Lifting the ban on fertility services for single women ... will remove discrimination ... It is a shame that in the 21st century we still discriminate against people on the basis of their marital status ...


So it's now considered discriminatory to expect that a woman might partner with a man in order to have a child.

It's necessary to insist here that some forms of discrimination are reasonable. It is reasonable to expect that a woman will partner with a man in order to have a child.

In doing so, a child is brought into the world with a father.

Dr Szoke disagrees and believes that we all have a "right" to have our wants met by the state and that any denial of this right amounts to shameful discrimination.

But look at what is required to follow such a principle - Dr Szoke has to trivialise and disregard important human relationships to make the principle work. To blot out the real consequences of her anti-discrimination principle, there are certain rooms of thought that have to be left empty.

2 comments:

  1. It's typical of the notion of "discrimination" that's around. The single woman spoken of doesn't have a medical condition that's preventing her from having children. IVF is a medical treatment, and is supposed to be for medical problems.
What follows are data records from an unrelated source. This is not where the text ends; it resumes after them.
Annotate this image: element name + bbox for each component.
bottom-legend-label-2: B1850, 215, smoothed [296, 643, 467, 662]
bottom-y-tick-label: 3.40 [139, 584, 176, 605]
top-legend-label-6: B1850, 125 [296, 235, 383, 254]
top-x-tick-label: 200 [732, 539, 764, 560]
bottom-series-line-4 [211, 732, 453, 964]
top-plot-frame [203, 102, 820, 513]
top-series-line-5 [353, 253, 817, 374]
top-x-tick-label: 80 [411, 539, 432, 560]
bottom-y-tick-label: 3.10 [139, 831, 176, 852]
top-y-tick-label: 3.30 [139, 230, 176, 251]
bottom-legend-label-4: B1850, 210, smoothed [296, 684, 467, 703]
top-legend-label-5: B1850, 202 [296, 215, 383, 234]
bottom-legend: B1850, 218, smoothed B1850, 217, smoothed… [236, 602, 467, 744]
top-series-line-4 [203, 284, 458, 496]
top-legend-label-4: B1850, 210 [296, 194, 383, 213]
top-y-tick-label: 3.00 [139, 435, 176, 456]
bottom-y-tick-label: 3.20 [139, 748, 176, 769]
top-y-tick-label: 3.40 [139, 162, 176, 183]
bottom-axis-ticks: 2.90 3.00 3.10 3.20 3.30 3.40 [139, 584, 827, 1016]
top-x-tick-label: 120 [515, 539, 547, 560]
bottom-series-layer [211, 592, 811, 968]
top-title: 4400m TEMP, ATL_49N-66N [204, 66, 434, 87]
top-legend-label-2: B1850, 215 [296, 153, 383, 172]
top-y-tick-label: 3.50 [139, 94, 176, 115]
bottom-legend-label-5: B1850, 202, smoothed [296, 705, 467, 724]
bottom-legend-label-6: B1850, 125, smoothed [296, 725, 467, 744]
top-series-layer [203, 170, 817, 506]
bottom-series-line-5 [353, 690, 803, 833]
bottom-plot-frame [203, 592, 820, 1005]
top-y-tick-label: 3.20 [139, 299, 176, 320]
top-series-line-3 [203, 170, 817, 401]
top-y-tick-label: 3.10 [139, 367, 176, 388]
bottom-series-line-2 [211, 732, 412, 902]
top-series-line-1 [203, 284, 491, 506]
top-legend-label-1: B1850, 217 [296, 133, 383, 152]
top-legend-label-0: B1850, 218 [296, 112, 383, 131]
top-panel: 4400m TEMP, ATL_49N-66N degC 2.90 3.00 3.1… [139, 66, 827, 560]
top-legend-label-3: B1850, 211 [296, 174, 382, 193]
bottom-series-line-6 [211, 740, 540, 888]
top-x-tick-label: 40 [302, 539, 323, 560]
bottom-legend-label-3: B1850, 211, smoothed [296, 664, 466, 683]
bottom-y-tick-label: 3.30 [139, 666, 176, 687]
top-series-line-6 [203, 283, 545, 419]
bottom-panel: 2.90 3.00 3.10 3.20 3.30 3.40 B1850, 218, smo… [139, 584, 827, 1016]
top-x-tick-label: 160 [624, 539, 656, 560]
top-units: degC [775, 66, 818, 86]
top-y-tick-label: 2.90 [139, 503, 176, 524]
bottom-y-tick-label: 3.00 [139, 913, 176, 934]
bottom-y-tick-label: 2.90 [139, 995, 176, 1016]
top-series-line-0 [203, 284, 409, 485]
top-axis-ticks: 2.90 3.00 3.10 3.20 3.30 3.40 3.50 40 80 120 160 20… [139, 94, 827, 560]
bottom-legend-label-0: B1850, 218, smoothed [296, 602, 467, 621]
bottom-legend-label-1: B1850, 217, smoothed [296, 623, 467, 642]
The married woman can't conceive because her husband has a medical condition that prevents it. Hence IVF in their case IS a treatment for a medical problem. The single woman can't conceive because she doesn't (or won't) have a husband/boyfriend/eager male acquaintance to do the job for her! That, surely, is a social issue, and a question of personal choice, not a medical one!

    Namely that because a single woman doesn’t have a man in her life it is thought that an expensive MEDICAL TREATMENT should compensate in this oddball universe, and to use medical treatment for non-medical problems is appropriate! I know there are medical treatments to increase muscular strength – developed for muscle wasting diseases. However I’m not as strong as I’d like to be, but rather than do weight training, I DEMAND access to these treatments, at the public’s expense – surely it is discriminating against me if they don’t. Another factor conveniently forgotten is that allowing single women and lesbians access to IVF to have children discriminates on the basis of sex (sorry, GENDER). A single man or male homosexual couple have no such access to IVF – how is this balanced?

    I would propose that we ban these “sperm banks” – as this would close off all this faux equality rubbish. Single women would then be forced to enter into private arrangements to have children, which they are perfectly capable of doing now, and not expect the public to pay for it, or take the places of people with a genuine medical need.